On freeways in Michigan where the state increased speed limits to 75 mph, crashes rose to 4,264 in 2018 — the most in five years and up 17% from the annual average of 3,637 from 2014 to 2016, reports Bridge Magazine.
By comparison, crashes rose just 3% on all Michigan roadways over the same time span.
In 2017, a Michigan law went into effect that raised speed limits from 70 mph to 75 mph on 614 miles of rural freeways, notes the report.
State records indicate that average speeds have increased 2 mph and more drivers are traveling at over 80 mph. Meanwhile, not only collisions, but also injuries and fatalities increased at a higher rate on the freeways with the higher speed limit than on other Michigan roads in 2018.
Specifically, 589 of the crashes involved an injury and there were 14 crashes in which at least one person died, reports Bridge.

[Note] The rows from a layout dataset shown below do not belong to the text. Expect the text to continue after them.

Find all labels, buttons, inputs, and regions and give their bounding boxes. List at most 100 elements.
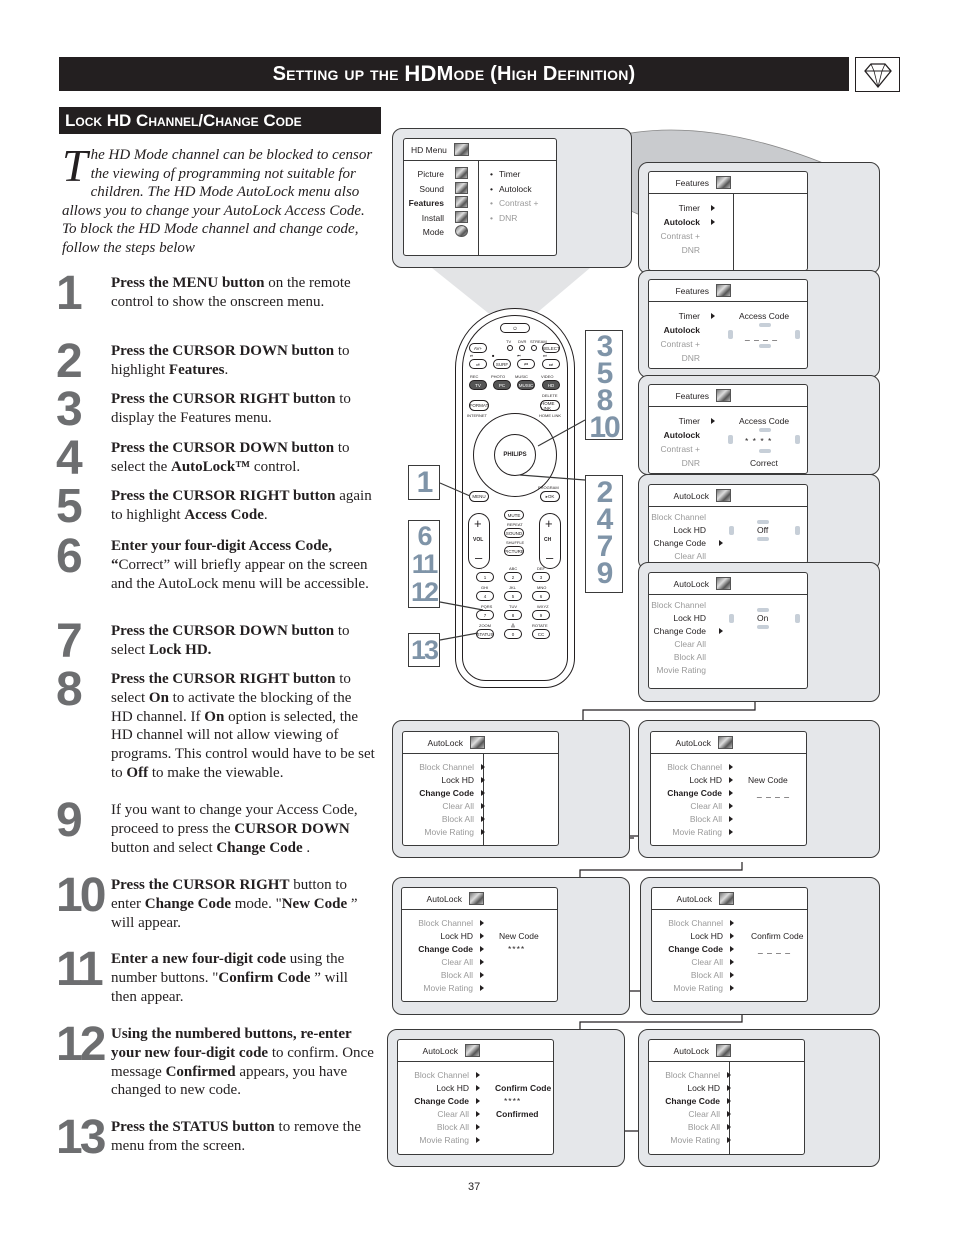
autolock-item[interactable]: Movie Rating xyxy=(656,665,706,675)
code-value[interactable]: _ _ _ _ xyxy=(757,788,790,798)
tv-button[interactable]: TV xyxy=(469,380,487,390)
autolock-item[interactable]: Block All xyxy=(437,1122,469,1132)
select-button[interactable]: SELECT xyxy=(542,343,560,353)
nav-up-icon[interactable] xyxy=(757,608,769,612)
autolock-item[interactable]: Clear All xyxy=(691,957,723,967)
autolock-item[interactable]: Clear All xyxy=(674,551,706,561)
autolock-item[interactable]: Movie Rating xyxy=(419,1135,469,1145)
autolock-item[interactable]: Change Code xyxy=(665,1096,720,1106)
hd-menu-item-sound[interactable]: Sound xyxy=(419,184,444,194)
nav-left-icon[interactable] xyxy=(728,330,733,339)
hd-submenu-item[interactable]: • DNR xyxy=(490,213,517,223)
autolock-item[interactable]: Change Code xyxy=(418,944,473,954)
nav-right-icon[interactable] xyxy=(795,330,800,339)
nav-left-icon[interactable] xyxy=(729,526,734,535)
av-button[interactable]: AV+ xyxy=(469,343,487,353)
hd-menu-item-install[interactable]: Install xyxy=(422,213,444,223)
features-item[interactable]: DNR xyxy=(682,458,700,468)
autolock-item[interactable]: Lock HD xyxy=(687,1083,720,1093)
autolock-item[interactable]: Lock HD xyxy=(436,1083,469,1093)
autolock-item[interactable]: Block Channel xyxy=(419,762,474,772)
autolock-item[interactable]: Lock HD xyxy=(673,525,706,535)
nav-left-icon[interactable] xyxy=(728,435,733,444)
nav-down-icon[interactable] xyxy=(757,537,769,541)
mosaic-button[interactable]: ⏭ xyxy=(542,359,560,369)
nav-down-icon[interactable] xyxy=(757,625,769,629)
hd-menu-item-mode[interactable]: Mode xyxy=(423,227,444,237)
digit-5-button[interactable]: 5 xyxy=(504,591,522,601)
digit-0-button[interactable]: 0 xyxy=(504,629,522,639)
digit-9-button[interactable]: 9 xyxy=(532,610,550,620)
features-item[interactable]: Autolock xyxy=(664,325,700,335)
nav-up-icon[interactable] xyxy=(757,520,769,524)
nav-down-icon[interactable] xyxy=(759,449,771,453)
channel-rocker[interactable]: + CH – xyxy=(539,513,561,569)
nav-left-icon[interactable] xyxy=(729,614,734,623)
autolock-item[interactable]: Lock HD xyxy=(441,775,474,785)
autolock-item[interactable]: Movie Rating xyxy=(672,827,722,837)
autolock-item[interactable]: Change Code xyxy=(654,538,706,548)
lock-hd-value[interactable]: Off xyxy=(757,525,768,535)
autolock-item[interactable]: Lock HD xyxy=(690,931,723,941)
power-button[interactable]: ⏻ xyxy=(500,323,530,333)
homelink-button[interactable]: HOME LINK xyxy=(540,400,560,411)
autolock-item[interactable]: Lock HD xyxy=(689,775,722,785)
nav-right-icon[interactable] xyxy=(795,614,800,623)
ok-button[interactable]: ▸OK xyxy=(540,491,560,502)
hd-button[interactable]: HD xyxy=(542,380,560,390)
picture-button[interactable]: PICTURE xyxy=(504,546,524,556)
autolock-item[interactable]: Block All xyxy=(688,1122,720,1132)
features-item[interactable]: Timer xyxy=(679,311,700,321)
mute-button[interactable]: MUTE xyxy=(504,510,524,520)
digit-2-button[interactable]: 2 xyxy=(504,572,522,582)
digit-7-button[interactable]: 7 xyxy=(476,610,494,620)
digit-6-button[interactable]: 6 xyxy=(532,591,550,601)
autolock-item[interactable]: Clear All xyxy=(437,1109,469,1119)
digit-4-button[interactable]: 4 xyxy=(476,591,494,601)
autolock-item[interactable]: Block All xyxy=(442,814,474,824)
digit-3-button[interactable]: 3 xyxy=(532,572,550,582)
format-button[interactable]: FORMAT xyxy=(469,400,489,411)
hd-submenu-item[interactable]: • Contrast + xyxy=(490,198,538,208)
hd-submenu-item[interactable]: • Timer xyxy=(490,169,520,179)
autolock-item[interactable]: Block All xyxy=(691,970,723,980)
autolock-item[interactable]: Movie Rating xyxy=(673,983,723,993)
features-item[interactable]: Contrast + xyxy=(661,231,700,241)
surf-button[interactable]: SURF xyxy=(493,359,511,369)
autolock-item[interactable]: Block All xyxy=(441,970,473,980)
features-item[interactable]: Timer xyxy=(679,416,700,426)
features-item[interactable]: Autolock xyxy=(664,430,700,440)
autolock-item[interactable]: Block Channel xyxy=(651,512,706,522)
nav-up-icon[interactable] xyxy=(759,323,771,327)
features-item[interactable]: Contrast + xyxy=(661,444,700,454)
status-button[interactable]: STATUS xyxy=(476,629,494,639)
freeze-button[interactable]: ⏮ xyxy=(517,359,535,369)
digit-1-button[interactable]: 1 xyxy=(476,572,494,582)
autolock-item[interactable]: Block Channel xyxy=(668,918,723,928)
code-value[interactable]: _ _ _ _ xyxy=(758,944,791,954)
hd-submenu-item[interactable]: • Autolock xyxy=(490,184,532,194)
access-code-value[interactable]: * * * * xyxy=(745,436,772,446)
autolock-item[interactable]: Change Code xyxy=(668,944,723,954)
volume-rocker[interactable]: + VOL – xyxy=(468,513,490,569)
features-item[interactable]: Timer xyxy=(679,203,700,213)
nav-right-icon[interactable] xyxy=(795,526,800,535)
autolock-item[interactable]: Block Channel xyxy=(418,918,473,928)
features-item[interactable]: DNR xyxy=(682,245,700,255)
autolock-item[interactable]: Lock HD xyxy=(440,931,473,941)
code-value[interactable]: **** xyxy=(508,944,525,954)
autolock-item[interactable]: Movie Rating xyxy=(423,983,473,993)
autolock-item[interactable]: Block Channel xyxy=(651,600,706,610)
pc-button[interactable]: PC xyxy=(493,380,511,390)
features-item[interactable]: DNR xyxy=(682,353,700,363)
autolock-item[interactable]: Clear All xyxy=(690,801,722,811)
sound-button[interactable]: SOUND xyxy=(504,528,524,538)
autolock-item[interactable]: Lock HD xyxy=(673,613,706,623)
digit-8-button[interactable]: 8 xyxy=(504,610,522,620)
autolock-item[interactable]: Movie Rating xyxy=(670,1135,720,1145)
autolock-item[interactable]: Block Channel xyxy=(665,1070,720,1080)
nav-down-icon[interactable] xyxy=(759,344,771,348)
autolock-item[interactable]: Change Code xyxy=(654,626,706,636)
nav-up-icon[interactable] xyxy=(759,428,771,432)
hd-menu-item-picture[interactable]: Picture xyxy=(418,169,444,179)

The state is waiting to assess the impact of the new speed limits until it has at least three years of crash data, according to the report.
Experts caution that faster speeds increase the likelihood of crashes and their severity because drivers have less time to react.
Speeding remains a significant roadway hazard across the nation. Nearly 800 people lose their lives in speed-related crashes every month. In 2018, more than 9,000 fatalities — 26% of all crash deaths — were speed-related.